I’m two days late for posting, but Sunday was the anniversary of the Sultana tragedy. While other than some short excursions into the primary accounts, I’ve never studied the incident to any great detail. However, years back, I lived in the vicinity of the sinking and had several opportunities to discuss the episode with descendants of several witnesses of the tragedy. Several of the farming families of Crittenden County, Arkansas still work the land there.

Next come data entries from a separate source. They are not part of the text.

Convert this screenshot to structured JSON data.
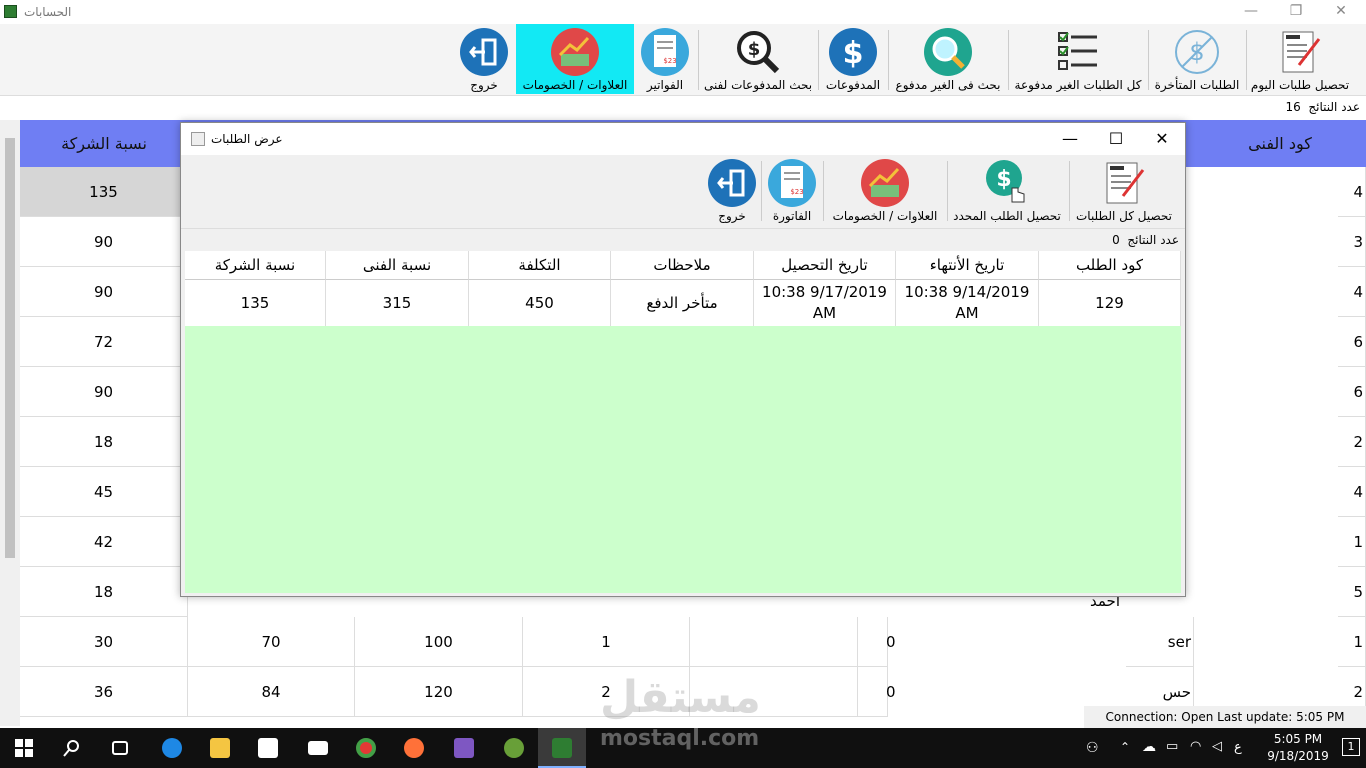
{
  "window": {
    "title": "الحسابات",
    "min": "—",
    "restore": "❐",
    "close": "✕"
  },
  "toolbar": {
    "items": [
      {
        "label": "تحصيل طلبات اليوم",
        "icon": "order-icon"
      },
      {
        "label": "الطلبات المتأخرة",
        "icon": "no-dollar-icon"
      },
      {
        "label": "كل الطلبات الغير مدفوعة",
        "icon": "checklist-icon"
      },
      {
        "label": "بحث فى الغير مدفوع",
        "icon": "search-icon"
      },
      {
        "label": "المدفوعات",
        "icon": "dollar-icon"
      },
      {
        "label": "بحث المدفوعات لفنى",
        "icon": "dollar-search-icon"
      },
      {
        "label": "الفواتير",
        "icon": "receipt-icon"
      },
      {
        "label": "العلاوات / الخصومات",
        "icon": "bonus-icon"
      },
      {
        "label": "خروج",
        "icon": "exit-icon"
      }
    ],
    "active_color": "#12e9f4"
  },
  "results_count": {
    "label": "عدد النتائج",
    "value": "16"
  },
  "background_grid": {
    "col_left_header": "نسبة الشركة",
    "col_right_header": "كود الفنى",
    "left_values": [
      "135",
      "90",
      "90",
      "72",
      "90",
      "18",
      "45",
      "42",
      "18",
      "30",
      "36"
    ],
    "right_values": [
      "4",
      "3",
      "4",
      "6",
      "6",
      "2",
      "4",
      "1",
      "5",
      "1",
      "2"
    ],
    "row9_fragment": "احمد",
    "row10": {
      "c2": "70",
      "c3": "100",
      "c4": "1",
      "c5": "0",
      "c6": "ser"
    },
    "row11": {
      "c2": "84",
      "c3": "120",
      "c4": "2",
      "c5": "0",
      "c6": "حس"
    },
    "header_color": "#6f7ef3"
  },
  "dialog": {
    "title": "عرض الطلبات",
    "toolbar": [
      {
        "label": "تحصيل كل الطلبات",
        "icon": "order-icon"
      },
      {
        "label": "تحصيل الطلب المحدد",
        "icon": "dollar-hand-icon"
      },
      {
        "label": "العلاوات / الخصومات",
        "icon": "bonus-icon"
      },
      {
        "label": "الفاتورة",
        "icon": "receipt-icon"
      },
      {
        "label": "خروج",
        "icon": "exit-icon"
      }
    ],
    "count_label": "عدد النتائج",
    "count_value": "0",
    "columns": [
      "كود الطلب",
      "تاريخ الأنتهاء",
      "تاريخ التحصيل",
      "ملاحظات",
      "التكلفة",
      "نسبة الفنى",
      "نسبة الشركة"
    ],
    "rows": [
      [
        "129",
        "10:38 9/14/2019 AM",
        "10:38 9/17/2019 AM",
        "متأخر الدفع",
        "450",
        "315",
        "135"
      ]
    ],
    "grid_bg": "#ccffcc"
  },
  "status": {
    "text": "Connection: Open Last update: 5:05 PM"
  },
  "taskbar": {
    "time": "5:05 PM",
    "date": "9/18/2019",
    "lang": "ع",
    "notif": "1"
  },
  "watermark": {
    "arabic": "مستقل",
    "latin": "mostaql.com"
  }
}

Lost to the general discussion of the Sultana often is the name of Frank Barton, a local resident and somewhat of a Confederate partisan of local note. Years earlier, Barton had requested a “letter of marque” from the Confederate government with the aim of disrupting Mississippi River traffic around the Memphis area. While he was never granted such, I think the state of war by 1863 pretty much meant such formalities were unnecessary. Several dispatches and reports from the Official Records hint at Barton’s rather active Civil War service, but this was still a side show to the major operations in the Vicksburg and later Red River Campaigns. The oral history recounted to me on several occasions was Mr. Barton was at home either about to turn in or in bed already. Hearing the distinctive sound of a burst boiler, he went outside and noticed the burning ship. Acting promptly, he and others improvised rafts and other means of floatation to assist survivors out of the river. Barton, formerly a Confederate (or at least State) officer, did everything possible to assist the survivors, mostly Federal soldiers.

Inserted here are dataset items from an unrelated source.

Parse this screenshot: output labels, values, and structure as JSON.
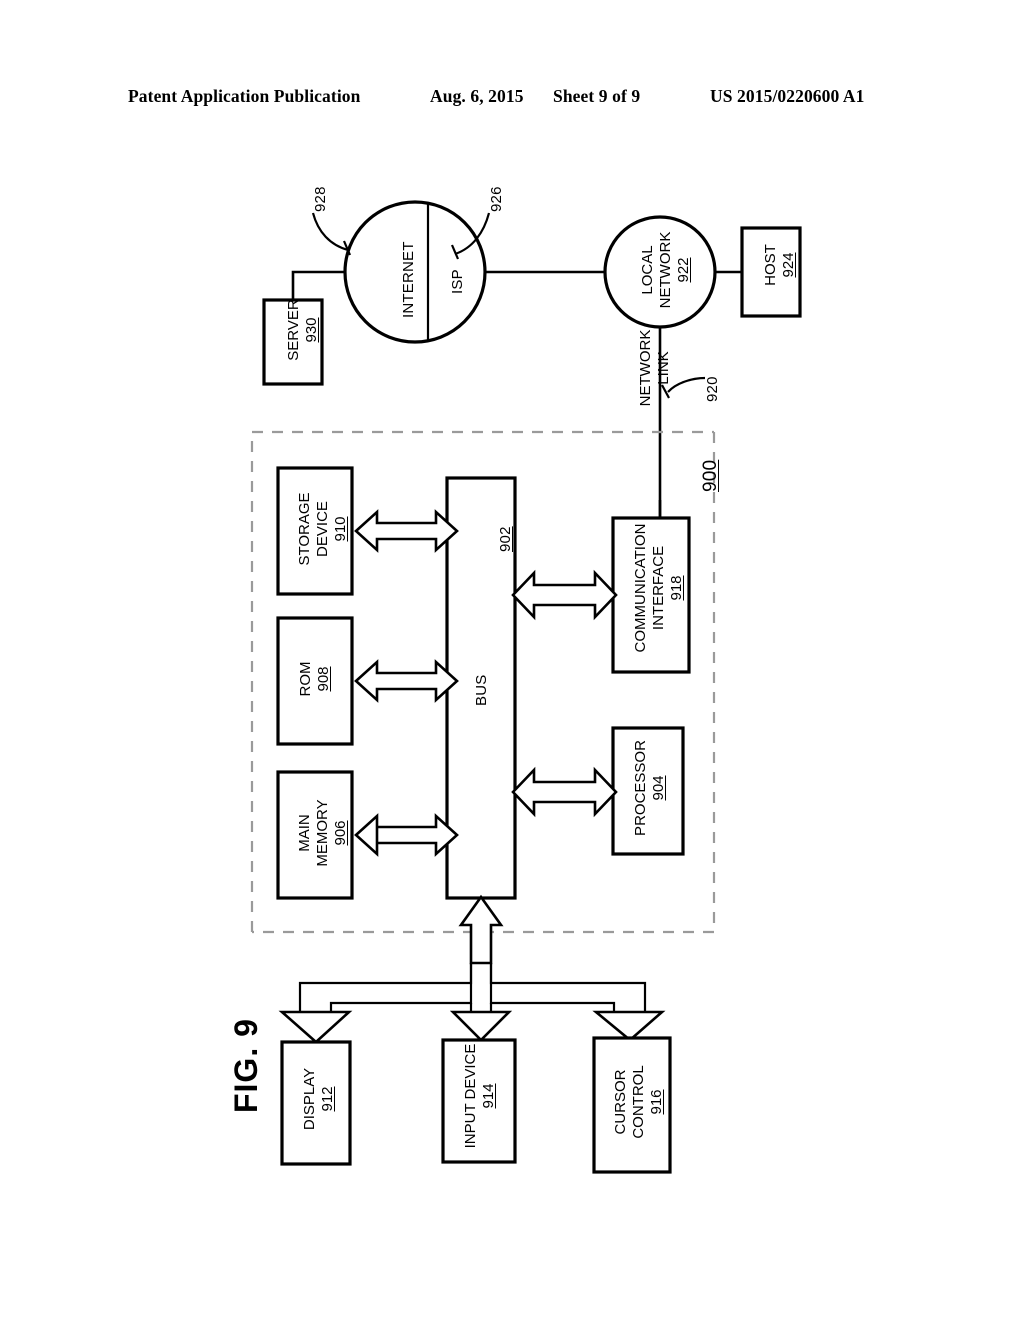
{
  "header": {
    "publication": "Patent Application Publication",
    "date": "Aug. 6, 2015",
    "sheet": "Sheet 9 of 9",
    "patent_number": "US 2015/0220600 A1"
  },
  "figure": {
    "label": "FIG. 9",
    "system_ref": "900"
  },
  "nodes": {
    "server": {
      "label": "SERVER",
      "ref": "930"
    },
    "internet": {
      "label": "INTERNET",
      "ref": "928"
    },
    "isp": {
      "label": "ISP",
      "ref": "926"
    },
    "local_network": {
      "label_line1": "LOCAL",
      "label_line2": "NETWORK",
      "ref": "922"
    },
    "host": {
      "label": "HOST",
      "ref": "924"
    },
    "network_link": {
      "label_line1": "NETWORK",
      "label_line2": "LINK",
      "ref": "920"
    },
    "storage_device": {
      "label_line1": "STORAGE",
      "label_line2": "DEVICE",
      "ref": "910"
    },
    "rom": {
      "label": "ROM",
      "ref": "908"
    },
    "main_memory": {
      "label_line1": "MAIN",
      "label_line2": "MEMORY",
      "ref": "906"
    },
    "bus": {
      "label": "BUS",
      "ref": "902"
    },
    "communication_interface": {
      "label_line1": "COMMUNICATION",
      "label_line2": "INTERFACE",
      "ref": "918"
    },
    "processor": {
      "label": "PROCESSOR",
      "ref": "904"
    },
    "display": {
      "label": "DISPLAY",
      "ref": "912"
    },
    "input_device": {
      "label": "INPUT DEVICE",
      "ref": "914"
    },
    "cursor_control": {
      "label_line1": "CURSOR",
      "label_line2": "CONTROL",
      "ref": "916"
    }
  },
  "colors": {
    "ink": "#000000",
    "paper": "#ffffff",
    "dashed_boundary": "#9a9a9a"
  }
}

Eventually the burning hulk came to rest on the Arkansas side of the river. As the river changed courses to the east, the spot became farmland just inside the river levees, near Dacus road. Back in the 1980s remains of a boat were found in that area. Personally, I’ve not heard one way or the other if definitively the wreck was found. Oral history, again from the locals, was for years the stacks of the boat stood out in the fields before one of the farmers cleared things. So I guess it is possible some remains are still there.

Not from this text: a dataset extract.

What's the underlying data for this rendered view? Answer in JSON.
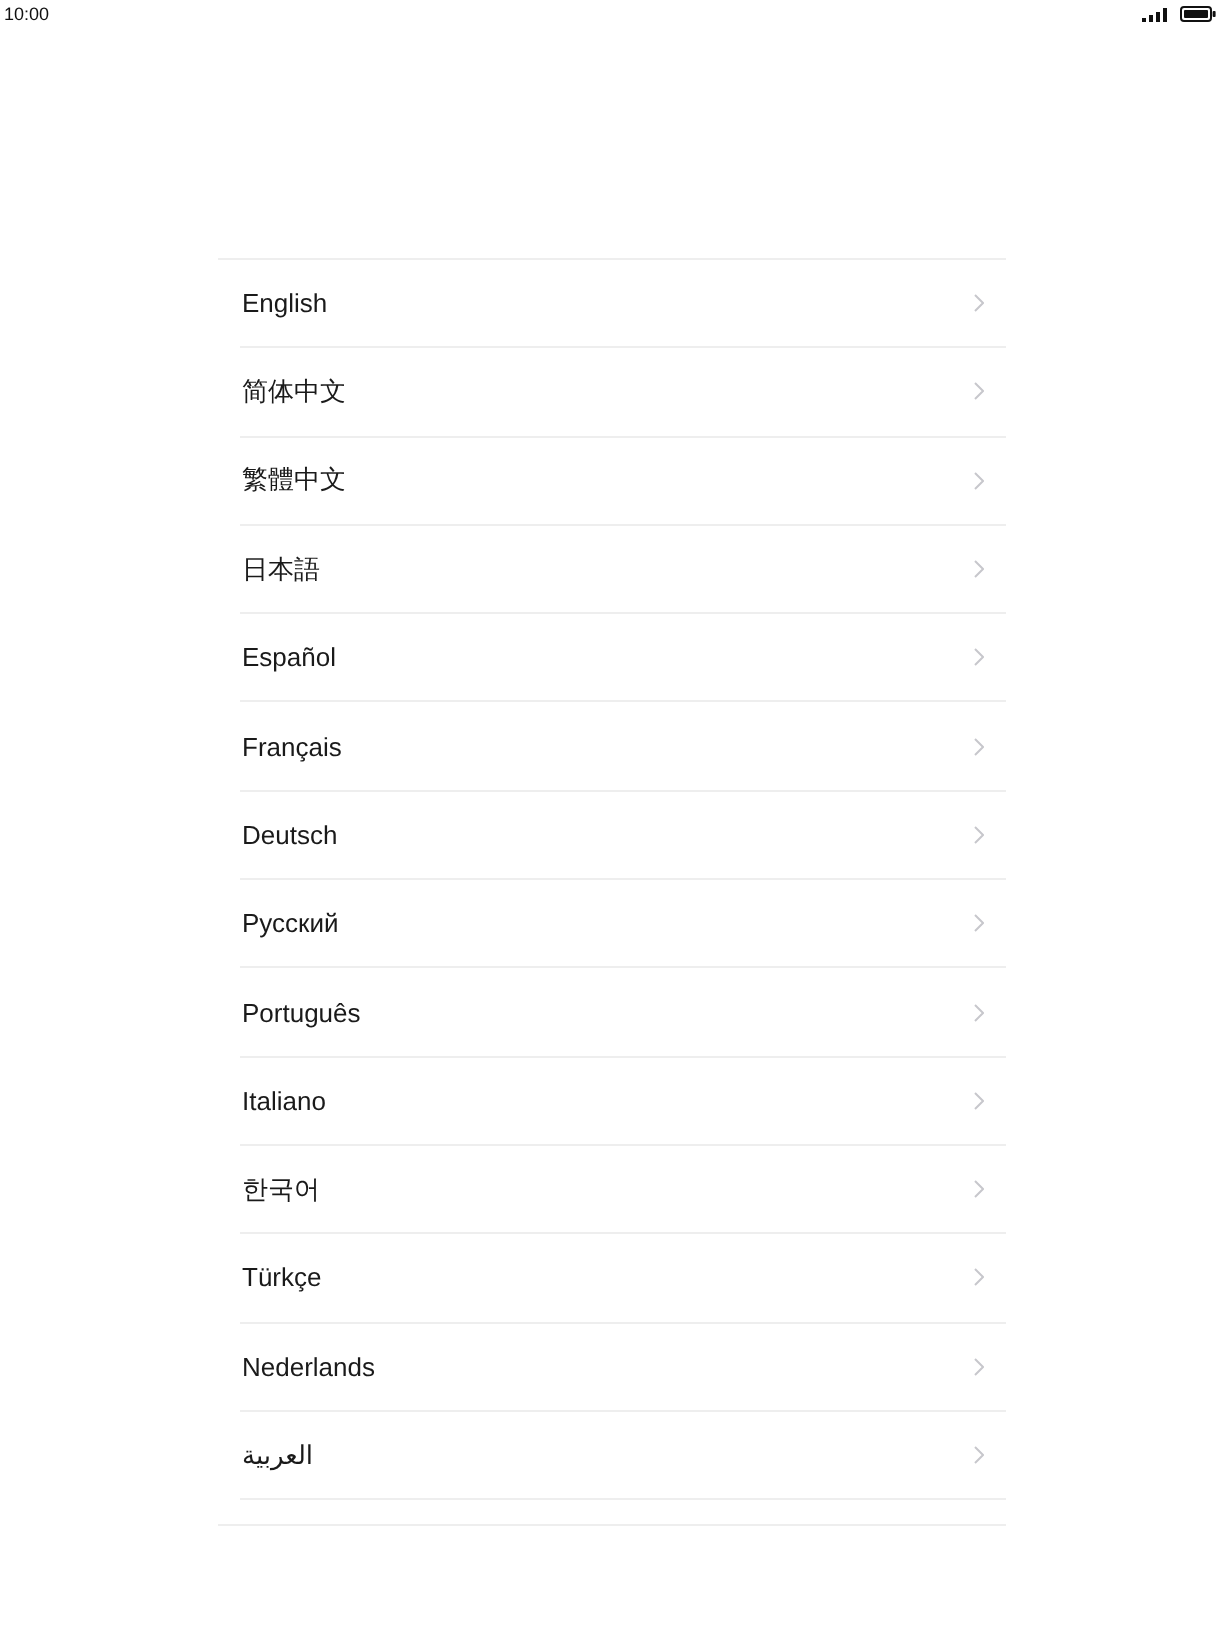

As I browse regimental histories, often I see references to members of the units who were on the fated ship. One in particular I like to recall is the 7th Tennessee Cavalry, U.S. (yes they were in blue). Members of the Federal 7th Tennessee Cavalry were recruited from West Tennessee and generally served as garrison soldiers, often in a dismounted capacity. In 1864, some of the companies from this Federal regiment were guarding a supply base at Union City, Tennessee. General Nathan B. Forrest, raiding through the area, sent an element that contained the 7th Tennessee Cavalry, C.S. to capture the depot. Not much fighting as I recall, but in the end, the 7th Tennessee U.S. surrendered to the 7th Tennessee C.S., with the Federal prisoners then going to, among other places, Andersonville. Like most of the repatriated prisoners, these West Tennesseans made their way to Vicksburg after the end of the war. Some were on the Sultana when it docked at Memphis on it’s journey up stream.
I’m not certain of the formalities regarding the mustering out, but there is somewhat of a cruel irony here. Men who were probably a few miles from their homes were required to get onto the Sultana and continue north in order to complete their service. Thus placing them as passengers on a chain of events leading to disaster.
As for markers, since I’ve relocated from the area years ago, I don’t have good digital photographs to properly document and post the entries for HMDB. The one entry I’d like to see some day stands in front of the City Hall in Marion, Arkansas, dedicated in 2000. I was one of several living historians there that day to fire a salute.